Target and other retailers are trying to better reach more shoppers via delivery services such as Instacart.
The pandemic has made frontline workers out of food retailers and grocery delivery drivers. But an effort in Seattle to mandate premium pay for those drivers has already run into serious resistance from Instacart.
A bill before Seattle’s City Council would require those delivery services to pay $5 per delivery or trip, a program that could last as long as March 3, 2023.
“Gig workers working for food delivery network companies and transportation network companies bear the brunt of the time and expenses necessary for cleaning and disinfecting equipment and engaging in other efforts to protect themselves, customers, and the public from illness,” according to the bill, CB 119799. “Premium pay, paid in addition to regular wages, is an established type of compensation for employees performing hazardous duty or work involving physical hardship that can cause extreme physical discomfort and distress.”
Hazard Pay Programs
As of Monday afternoon, the bill was on the agenda for Monday’s city council meeting, scheduled for 5 p.m. EDT. The move to offer such pay comes as some food retailers either have pulled back or extended their own premium pay pandemic programs for their own workers. Additionally, the bill represents part of a larger fight between gig economy companies and local and state governments over how to better protect those employees, and how to classify the nature of their labor relationships.
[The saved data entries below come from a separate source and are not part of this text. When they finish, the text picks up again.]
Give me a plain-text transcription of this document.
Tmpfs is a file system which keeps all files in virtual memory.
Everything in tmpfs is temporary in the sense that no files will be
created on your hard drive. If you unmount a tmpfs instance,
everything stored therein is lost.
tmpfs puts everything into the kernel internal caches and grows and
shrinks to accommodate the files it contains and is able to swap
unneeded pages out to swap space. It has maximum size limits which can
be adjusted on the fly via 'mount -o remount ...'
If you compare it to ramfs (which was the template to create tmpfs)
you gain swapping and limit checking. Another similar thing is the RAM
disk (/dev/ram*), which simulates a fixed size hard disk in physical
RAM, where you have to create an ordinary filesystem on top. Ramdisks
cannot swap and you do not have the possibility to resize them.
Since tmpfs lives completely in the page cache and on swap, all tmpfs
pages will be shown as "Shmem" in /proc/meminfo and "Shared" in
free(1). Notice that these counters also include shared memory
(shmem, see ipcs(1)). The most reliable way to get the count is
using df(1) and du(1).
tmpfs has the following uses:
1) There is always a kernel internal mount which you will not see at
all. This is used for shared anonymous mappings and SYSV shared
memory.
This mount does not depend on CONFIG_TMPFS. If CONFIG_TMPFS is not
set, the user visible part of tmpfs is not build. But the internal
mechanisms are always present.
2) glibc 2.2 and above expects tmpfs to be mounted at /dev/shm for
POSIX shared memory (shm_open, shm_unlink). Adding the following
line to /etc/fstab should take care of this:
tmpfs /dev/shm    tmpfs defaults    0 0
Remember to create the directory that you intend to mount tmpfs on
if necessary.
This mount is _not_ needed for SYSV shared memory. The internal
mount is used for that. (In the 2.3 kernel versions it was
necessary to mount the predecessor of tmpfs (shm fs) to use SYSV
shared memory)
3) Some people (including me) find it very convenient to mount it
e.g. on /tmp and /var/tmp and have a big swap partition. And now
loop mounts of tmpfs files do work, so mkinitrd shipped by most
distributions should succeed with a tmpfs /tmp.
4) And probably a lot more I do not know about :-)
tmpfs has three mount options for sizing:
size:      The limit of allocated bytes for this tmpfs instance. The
In Seattle, “the legislation prohibits companies from passing the $5 premium pay onto customers,” according to a statement from two council members who introduced the proposed law in late May. This proposed pay would be “separate and apart from drivers’ regular pay, commissions, bonuses and tips. When providing the premium pay, hiring entities would include notification of online orders that qualified for the pay and itemize the pay separately from other compensation.”
While the law would apply to more delivery providers than just Instacart, it has reportedly come out hard against the proposal, including sending of opposition messages to local customers. Uber and Lyft also have expressed opposition, though Instacart has apparently taken the lead in saying such a law could cause reduction of services in Seattle. In a statement made to GeekWire, for instance, Instacart said “the City Council could eliminate the only affordable and accessible grocery and prescription drug delivery service in Seattle, take away flexible earnings opportunities for 5,500 people, and threaten the economic future of more than 90 neighborhood and regional stores trying to serve customers.”
Home delivery of food and groceries keep expanding during the pandemic, with perhaps the most recent example coming from CVS, which now works with DoorDash to offer same-day home deliveries of health, beauty and wellness products. As that happens, consolidation continues in the broader food delivery space.
As for San Francisco-based Instacart, it recently won $225 million in funding to scale its operations as it races to keep up with unprecedented shopper demand for online grocery. Instacart’s share of grocery pickup and delivery sales jumped to 55% in the third week of May, up from about 30% in February, according to research firm Second Measure. According to Instacart, its order volumes have surged as much as 500% over the past few months as shoppers have migrated to shopping for groceries online during the pandemic.